Começando a ler a biografia George Harrison: o Beatle Relutante escrita pelo especialista em Beatles Philip Norman. A tradução, excelente, é assinada por Henrique Guerra e por um 'revisor técnico', Gilvan Moura.

Os parágrafos iniciais do livro falando sobre o destino daquelas três casas funcionam como um resumo, ou síntese das imagens de George, Paul e John para a posteridade (leia-se 'hoje em dia'). George é sempre o 'terceiro excluído', apesar da veneração que lhe dedicam milhões de pessoas ao redor do mundo.

Here Comes the Sun tem 1.444.358.736 visualizações no Spotify, a música dos Beatles mais tocada nos serviços de streaming globais.

O 'relutante' do título diz respeito a algo que todo mundo sabe sobre George. Ele é o primeiro beatle a se declarar infeliz com a condição de super astro. E, é provável, dos quatro, o cara que mais renegou a história da banda. Segundo se sabe, George esteve de mau humor a maior parte do tempo em que o grupo existiu, variando apenas o grau de mau humor, ou de má vontade.
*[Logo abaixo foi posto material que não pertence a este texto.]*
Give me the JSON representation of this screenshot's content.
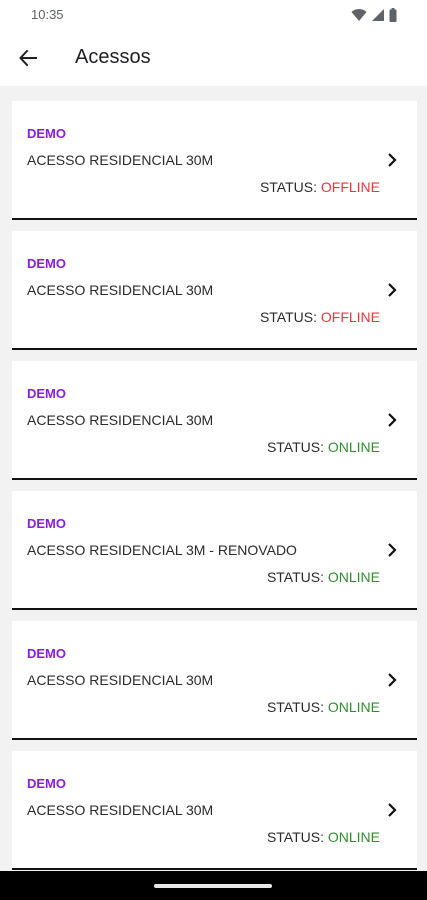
{
  "status_bar": {
    "time": "10:35",
    "icons": [
      "wifi-icon",
      "signal-icon",
      "battery-icon"
    ]
  },
  "app_bar": {
    "title": "Acessos",
    "back_icon": "arrow-left-icon"
  },
  "colors": {
    "accent": "#8a1ce6",
    "offline": "#f0343c",
    "online": "#2f8f2f",
    "text": "#2b2b2b",
    "background": "#f2f2f2"
  },
  "accesses": [
    {
      "name": "DEMO",
      "plan": "ACESSO RESIDENCIAL 30M",
      "status_label": "STATUS: ",
      "status": "OFFLINE"
    },
    {
      "name": "DEMO",
      "plan": "ACESSO RESIDENCIAL 30M",
      "status_label": "STATUS: ",
      "status": "OFFLINE"
    },
    {
      "name": "DEMO",
      "plan": "ACESSO RESIDENCIAL 30M",
      "status_label": "STATUS: ",
      "status": "ONLINE"
    },
    {
      "name": "DEMO",
      "plan": "ACESSO RESIDENCIAL 3M - RENOVADO",
      "status_label": "STATUS: ",
      "status": "ONLINE"
    },
    {
      "name": "DEMO",
      "plan": "ACESSO RESIDENCIAL 30M",
      "status_label": "STATUS: ",
      "status": "ONLINE"
    },
    {
      "name": "DEMO",
      "plan": "ACESSO RESIDENCIAL 30M",
      "status_label": "STATUS: ",
      "status": "ONLINE"
    }
  ]
}
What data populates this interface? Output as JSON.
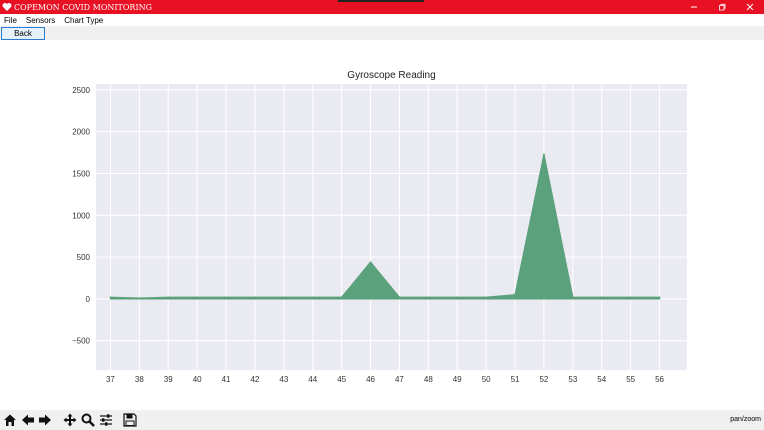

Na biografia, Norman afirma que a característica irritadiça acompanhou George a vida inteira, piorando, curiosamente, depois que ele passou a praticar meditação. Nada disso o impediu de viver uma vida repleta de amores, interesses, amizades, parcerias, aventuras, diversão e tudo mais que a fama e a fortuna possibilitam aos poucos escolhidos pelo destino para tê-las, sem perdê-las.

Em todo caso, o adjetivo 'relutante' não está no título por acaso.

Estou apenas no começo do livro e já sei que vou avançar devagar, misturando a leitura sobre George com as oitocentas outras coisas a fazer no dia a dia. Tenho minhas próprias hipóteses sobre a pessoa e sobre o músico Harrison. Mas só poderei decidir se elas se confirmam, ou se valem alguma coisa, depois de lido o livro.

Para ilustrar esse post, uma daquelas preciosidades que qualquer biografia sempre traz: Rock Island Line foi o disco que despertou em George a vontade de fazer música. Na versão do norte-americano Lonnie Donegan, Rock Island Line, composta pelo blues man Lead Belly tornou-se um skiffle, estilo que, diz Philip Norman, "oferecia aos adolescentes britânicos tudo o que há de mais romântico nos EUA — trens de carga, gangues, Nova Orleans — com uma batida frenética tão inebriante quanto a do rock'n roll, mas livre de tumulto e vandalismo" (as sessões do filme Rock Around the Clock com Bill Haley e seus Cometas acabavam inevitavelmente em quebra-quebra e os discos de Elvis eram proibidos de tocar na BBC).